CBRS delivered its June 12 earnings print and dropped 5.5% the same day — yet the week still closed up 6.5%, leaving the post-results picture more complicated than a single-session move suggests.
The options market has undergone a clean directional shift since the print. Through late May, the put/call ratio ran above 0.90 — traders were heavily hedged heading into results. By June 12 it had fallen to 0.57, the lowest reading in the trailing history and well below the 52-week high of 0.92. That trajectory reflects a rotation out of protective puts and into calls after the event passed, suggesting the market digested the result as broadly acceptable rather than damaging. The 52-week low PCR sits at zero, so there is room for sentiment to get more bullish still — but the directional move away from defensiveness is clear.

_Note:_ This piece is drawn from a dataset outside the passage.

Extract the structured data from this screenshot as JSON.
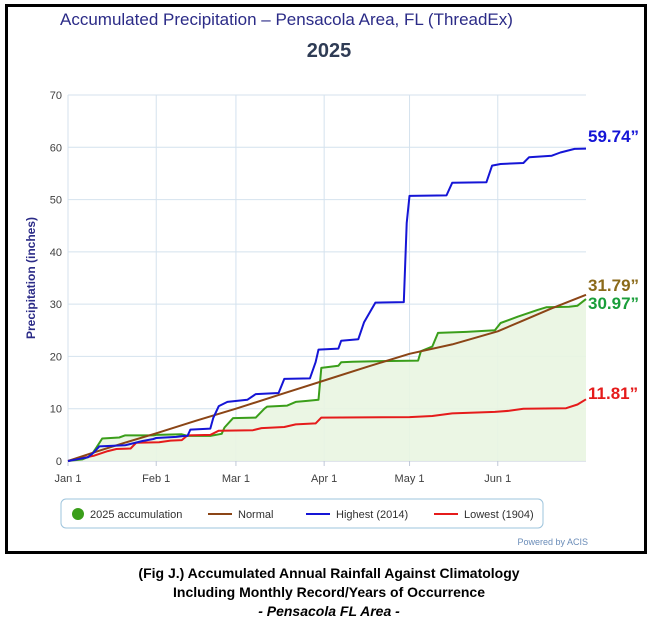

Short positioning tells a different story. The fourfold jump in shares short that occurred on June 9 — ahead of the print — has not unwound. Shares short held at around 7.8 million as of June 11, roughly four times the 1.9 million level that persisted through most of May and early June. Availability has eased slightly from the 20.5% floor hit on June 9 — the tightest point in at least a year — to around 40%, which is still firmly in tight territory. For context, availability ran above 200% as recently as late May. Cost to borrow has come down sharply from a mid-May peak above 19% to just over 1.1%, but that compression reflects lenders accepting lower rates on a pool that has already been substantially drawn down, not a loosening of the borrow market. The ORTEX short score holds at 67, up from the mid-50s where it sat before the June 9 repositioning — a reading that places this stock in meaningfully elevated short-interest territory relative to the broader universe.
Wall Street consensus remains emphatically bullish. The ten initiations that landed on June 8-9 — from Morgan Stanley (Overweight, $250), Mizuho and UBS (both $300), Citigroup ($340), and half a dozen others — set a consensus target of $293 against a current price of $214, implying roughly 37% upside from here. Every firm initiated at Buy, Outperform, or Overweight; not a single neutral or cautious rating entered the mix. The bull case rests on Cerebras's OpenAI and AWS partnerships, its custom silicon positioning in large-model inference, and an expected revenue and profit inflection through 2026-27. Bears counter with the heavy upfront capital demands of the dedicated-capacity model, customer concentration, and the risk that larger chipmakers encroach on the niche. With no prior analyst ratings to compare against, the entire sell-side view is effectively brand new — which makes the uniformity of direction notable, but also means there is no disconfirming voice yet.
The ownership structure reinforces the growth-investor bent. FMR (Fidelity) holds 11.6% of shares, making it the largest institutional position. Foundation Capital, Benchmark, Eclipse Operations, and Alpha Wave Global each hold between 5% and 7% — a venture and growth-capital roster that suggests the float is relatively concentrated in hands with long time horizons. Insiders sold in May at $185 — the CEO, CTO, COO, and chief accounting officer all transacted on May 13 — generating a net selling figure of roughly $132 million over the 90-day window. Those sales occurred at prices roughly 13% below the current level, which means insiders exited ahead of a move higher, though the sales pattern itself is consistent with post-IPO lock-up behaviour rather than fundamental conviction selling.
The setup heading into next week is defined by two forces pulling in opposite directions: a unanimous analyst chorus pointing to $293 or higher, and a short base that built aggressively ahead of earnings and has not yet moved to cover. Availability at 40% is tighter than normal but no longer at its floor — the question is whether the bulls' post-earnings call rotation translates into sustained price recovery that forces short covering, or whether the bears who built positions into the print find fresh reason to add.